At first, of couse, he won't do much, which you will ignore, but when he stops to play, simply pick the toy out of his hand, without saying anything, and put it away. Then ask him to do one or two specific jobs: to put the trucks in their line or to take the toys off the bed. A choice not only makes him feel independent, but any job is easier if it is broken into parts.
If he won't do anything, you and your husband will slow down so much the timer rings before you're done. But with Matthew's help you should finish in time for the story. If not, a kiss will have to do after you have hurriedly done the work. He will holler, but there's no rule that says a parent has to read a bedtime story.
To deal with Mattew's tears, kiss him goodnight, tuck him in bed -- and let him cry. We seldom advocate this, but a bad cycle has to be broken.
While you will attend to the baby if she wakes up, dear Matthew gets short shrift.
Don't answer, don't go to him when he calls and don't drop your adult conversation when he comes into the room.

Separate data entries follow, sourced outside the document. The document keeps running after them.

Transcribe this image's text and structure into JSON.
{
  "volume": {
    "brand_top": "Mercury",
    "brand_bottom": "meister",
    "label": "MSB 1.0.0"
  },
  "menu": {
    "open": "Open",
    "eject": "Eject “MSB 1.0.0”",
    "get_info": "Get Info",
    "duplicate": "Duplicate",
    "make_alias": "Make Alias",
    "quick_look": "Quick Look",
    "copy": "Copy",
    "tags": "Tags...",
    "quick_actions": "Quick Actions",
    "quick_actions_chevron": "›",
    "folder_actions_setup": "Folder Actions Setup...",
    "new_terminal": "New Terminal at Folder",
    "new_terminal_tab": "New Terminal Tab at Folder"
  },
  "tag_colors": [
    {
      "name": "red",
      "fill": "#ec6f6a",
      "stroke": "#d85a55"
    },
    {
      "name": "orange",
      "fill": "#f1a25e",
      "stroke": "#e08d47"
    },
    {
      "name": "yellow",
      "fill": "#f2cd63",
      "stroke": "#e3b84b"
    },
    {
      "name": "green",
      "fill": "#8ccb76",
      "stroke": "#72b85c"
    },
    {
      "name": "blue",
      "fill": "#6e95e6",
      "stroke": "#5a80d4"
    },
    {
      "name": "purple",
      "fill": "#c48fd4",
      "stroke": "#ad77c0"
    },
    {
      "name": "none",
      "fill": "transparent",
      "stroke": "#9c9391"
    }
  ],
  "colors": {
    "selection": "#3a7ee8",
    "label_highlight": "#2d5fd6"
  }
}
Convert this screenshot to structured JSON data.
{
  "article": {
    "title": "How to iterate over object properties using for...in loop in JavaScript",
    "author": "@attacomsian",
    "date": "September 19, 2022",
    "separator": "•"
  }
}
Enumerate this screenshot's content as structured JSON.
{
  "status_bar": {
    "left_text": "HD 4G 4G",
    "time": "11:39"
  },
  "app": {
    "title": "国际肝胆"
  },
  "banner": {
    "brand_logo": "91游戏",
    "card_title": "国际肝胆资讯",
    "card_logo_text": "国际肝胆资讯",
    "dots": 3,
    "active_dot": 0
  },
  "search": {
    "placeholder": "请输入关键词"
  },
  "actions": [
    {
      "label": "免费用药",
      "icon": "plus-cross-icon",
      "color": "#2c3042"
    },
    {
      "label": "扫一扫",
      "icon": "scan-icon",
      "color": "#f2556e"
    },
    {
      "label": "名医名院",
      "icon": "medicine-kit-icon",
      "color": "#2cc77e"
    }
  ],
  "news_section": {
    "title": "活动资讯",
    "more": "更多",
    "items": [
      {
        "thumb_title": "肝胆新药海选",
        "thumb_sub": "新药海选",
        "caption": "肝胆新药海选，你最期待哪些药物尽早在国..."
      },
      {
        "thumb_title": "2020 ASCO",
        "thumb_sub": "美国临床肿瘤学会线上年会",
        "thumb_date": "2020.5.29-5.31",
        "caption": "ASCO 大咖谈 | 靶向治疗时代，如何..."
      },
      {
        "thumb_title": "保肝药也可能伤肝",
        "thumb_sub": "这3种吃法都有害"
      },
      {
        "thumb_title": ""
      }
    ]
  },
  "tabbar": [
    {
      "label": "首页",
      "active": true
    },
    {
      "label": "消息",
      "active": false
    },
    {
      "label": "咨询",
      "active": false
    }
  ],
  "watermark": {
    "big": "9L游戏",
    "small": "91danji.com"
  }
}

Just pick him up, and kiss him again and put him back in bed, again and again. No conversation, no spanking, no notice, no threats. Just "pouf." And if he gets up, plays in his room and throws all his toys on the floor, ignore him. In the morning, the floor will be bare, because you will have picked up the toys later and put them in that sack.
It won't take Matthew long to get the message, especially if you show him lots of attention during the day when he's good, and if you let an old toy magically return to the shelf when he has put a toy away.
Matthew isn't the only one who can say "pouf."